Is he still confined to the small room, or have you given him the run of your apartment? Has he come up to get pet by you? Did you talk to your vet about this? How about the possible neurological issues you mentioned before?

It sounds to me that the biggest lesson (at least for me, reading this and thinking about solving future problems) is that time does heal wounds.
post #55 of 58
Thread Starter 
Quote:
Originally Posted by Enuja View Post
It's wonderful that he's been acting like himself! I'm curious though; what do you mean by that?

Is he still confined to the small room, or have you given him the run of your apartment? Has he come up to get pet by you? Did you talk to your vet about this? How about the possible neurological issues you mentioned before?

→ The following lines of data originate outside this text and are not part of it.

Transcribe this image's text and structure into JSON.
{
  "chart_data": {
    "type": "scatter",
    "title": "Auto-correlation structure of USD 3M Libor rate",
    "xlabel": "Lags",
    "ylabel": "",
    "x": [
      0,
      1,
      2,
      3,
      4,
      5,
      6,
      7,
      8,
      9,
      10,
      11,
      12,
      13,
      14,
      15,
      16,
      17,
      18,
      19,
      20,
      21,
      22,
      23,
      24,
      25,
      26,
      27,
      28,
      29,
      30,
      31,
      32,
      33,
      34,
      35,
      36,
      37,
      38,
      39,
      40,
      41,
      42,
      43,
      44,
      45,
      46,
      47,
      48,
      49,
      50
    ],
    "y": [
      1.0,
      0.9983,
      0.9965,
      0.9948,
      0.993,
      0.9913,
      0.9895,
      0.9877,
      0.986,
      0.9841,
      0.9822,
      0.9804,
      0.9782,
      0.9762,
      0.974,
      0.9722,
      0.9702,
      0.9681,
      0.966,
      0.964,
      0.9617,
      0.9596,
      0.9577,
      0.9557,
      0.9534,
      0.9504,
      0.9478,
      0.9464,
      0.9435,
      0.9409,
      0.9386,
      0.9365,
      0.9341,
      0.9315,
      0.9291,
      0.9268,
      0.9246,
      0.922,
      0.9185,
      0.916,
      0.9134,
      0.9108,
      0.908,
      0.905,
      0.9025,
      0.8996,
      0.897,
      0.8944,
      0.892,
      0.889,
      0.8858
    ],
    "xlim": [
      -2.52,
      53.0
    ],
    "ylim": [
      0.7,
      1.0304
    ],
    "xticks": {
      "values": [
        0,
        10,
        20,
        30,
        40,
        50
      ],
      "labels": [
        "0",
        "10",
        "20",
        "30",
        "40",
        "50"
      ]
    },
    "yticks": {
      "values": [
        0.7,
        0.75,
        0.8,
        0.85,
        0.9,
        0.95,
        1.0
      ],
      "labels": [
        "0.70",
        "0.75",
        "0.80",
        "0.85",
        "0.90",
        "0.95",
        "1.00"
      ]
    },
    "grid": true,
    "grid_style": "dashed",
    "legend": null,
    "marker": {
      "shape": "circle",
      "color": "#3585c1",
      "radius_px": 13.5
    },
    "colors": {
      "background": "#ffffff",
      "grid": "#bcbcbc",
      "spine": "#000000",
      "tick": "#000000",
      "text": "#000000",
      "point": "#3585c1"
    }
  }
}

It sounds to me that the biggest lesson (at least for me, reading this and thinking about solving future problems) is that time does heal wounds.
By "his old self," I mean he's very sweet and gentle and loving. This is a cat that never even hisses, not even at my other cat; that's why it was such a shock.

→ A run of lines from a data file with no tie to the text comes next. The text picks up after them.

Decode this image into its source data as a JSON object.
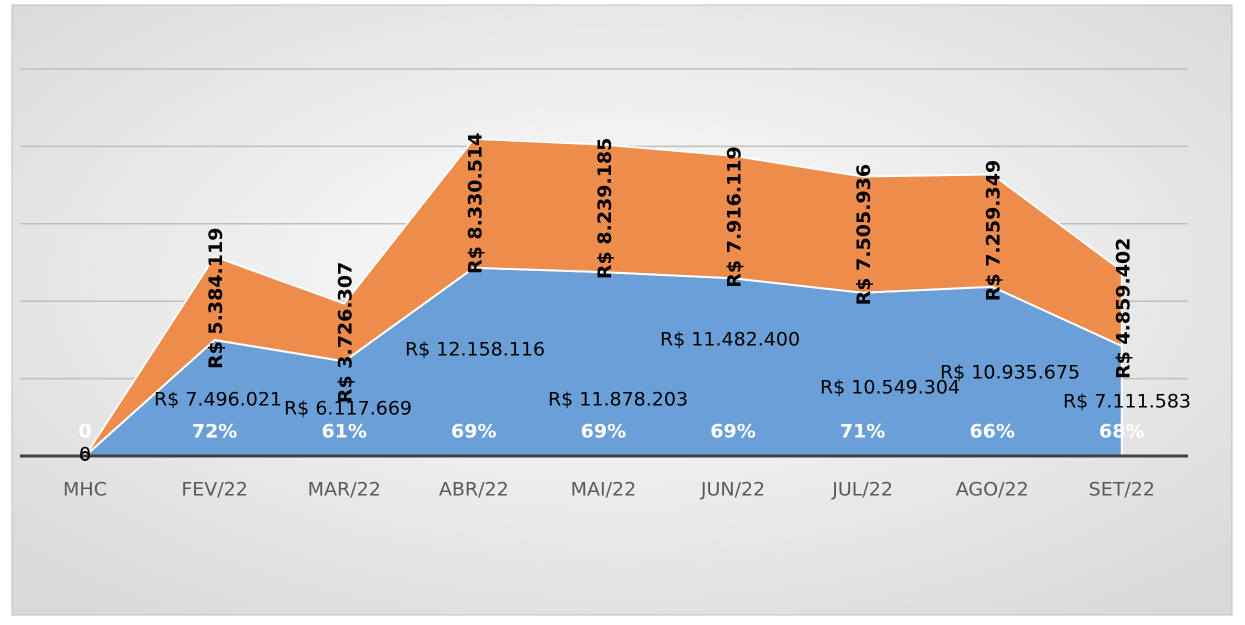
{
  "chart_data": {
    "type": "stacked_area",
    "categories": [
      "MHC",
      "FEV/22",
      "MAR/22",
      "ABR/22",
      "MAI/22",
      "JUN/22",
      "JUL/22",
      "AGO/22",
      "SET/22"
    ],
    "series": [
      {
        "color": "#6a9fd7",
        "values": [
          0,
          7496021,
          6117669,
          12158116,
          11878203,
          11482400,
          10549304,
          10935675,
          7111583
        ],
        "value_labels": [
          "0",
          "R$ 7.496.021",
          "R$ 6.117.669",
          "R$ 12.158.116",
          "R$ 11.878.203",
          "R$ 11.482.400",
          "R$ 10.549.304",
          "R$ 10.935.675",
          "R$ 7.111.583"
        ]
      },
      {
        "color": "#ee8c4b",
        "values": [
          0,
          5384119,
          3726307,
          8330514,
          8239185,
          7916119,
          7505936,
          7259349,
          4859402
        ],
        "value_labels": [
          null,
          "R$ 5.384.119",
          "R$ 3.726.307",
          "R$ 8.330.514",
          "R$ 8.239.185",
          "R$ 7.916.119",
          "R$ 7.505.936",
          "R$ 7.259.349",
          "R$ 4.859.402"
        ]
      }
    ],
    "percentages": [
      0,
      72,
      61,
      69,
      69,
      69,
      71,
      66,
      68
    ],
    "percentage_labels": [
      "0",
      "72%",
      "61%",
      "69%",
      "69%",
      "69%",
      "71%",
      "66%",
      "68%"
    ],
    "ylim": [
      0,
      25000000
    ],
    "yticks": [
      0,
      5000000,
      10000000,
      15000000,
      20000000,
      25000000
    ],
    "grid": true
  }
}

He has the run of the apartment again, and he's back to wanting to hang out on my lap when I'm home. It really was a Jekyll and Hyde situation - it's hard to believe it was the same cat - I hope it never happens again! If it does, then I'd take him to the vet to be neurologically checked out.
post #56 of 58
So glad things are going better!
post #57 of 58
Quote:
Originally Posted by Brokenheart View Post
Thank you for asking! He's doing very well and has been back to his old sweet self the past two days. I'm just hoping this doesn't repeat itself when new visitors come, and wondering what I can do to avoid it. I know I can put him in a separate room, but I'm worried he'll want to come out and socialize and if I let him, he may go ballistic again.

I think I made some errors handling the situation, which might have prolonged it. The doors to the other rooms were shut because of the a/c, so he probably felt like he had nowhere to go. Also, I should have really checked on his mood before letting him out the first time after he was upset. Hopefully now that I've learned these things, I'll never have to use them!
I'm so glad to hear that Malc's doing better! I was wondering how things were going. I haven't visited TCS for the past few days, due to computer problems. But I'm glad to hear that he's back to his "old" self!

More vibes in hoping that he'll continue to do well!

~KK~
post #58 of 58
Thread Starter 
Quote:
Originally Posted by KittKatt View Post
I'm so glad to hear that Malc's doing better! I was wondering how things were going. I haven't visited TCS for the past few days, due to computer problems. But I'm glad to hear that he's back to his "old" self!

More vibes in hoping that he'll continue to do well!

~KK~
Thank you! It's so touching that everyone here is so interested in his progress. I wish he could understand that; maybe then he wouldn't be so worried about humans.

He's been doing fine. I haven't had any company, but hopefully I'll figure out how to keep him calm again when people visit and he'll forget about the vet visit because if I never have company or go anywhere, Malc'll be fine and I'll be nuts!

Today he jumped into one of those hanging vinyl clothing bags from the top (I'm assuming) and then was stuck at the bottom till I found him. He was just sitting there calmly. Luckily, I never zip them up all the way so the cats'll be able to breathe if they getinto them.
(My other cat figured out how to unzip them and would do so every night and then sleep in the bottom. I woke up during the night a couple of times just as he was unzipping the bag.)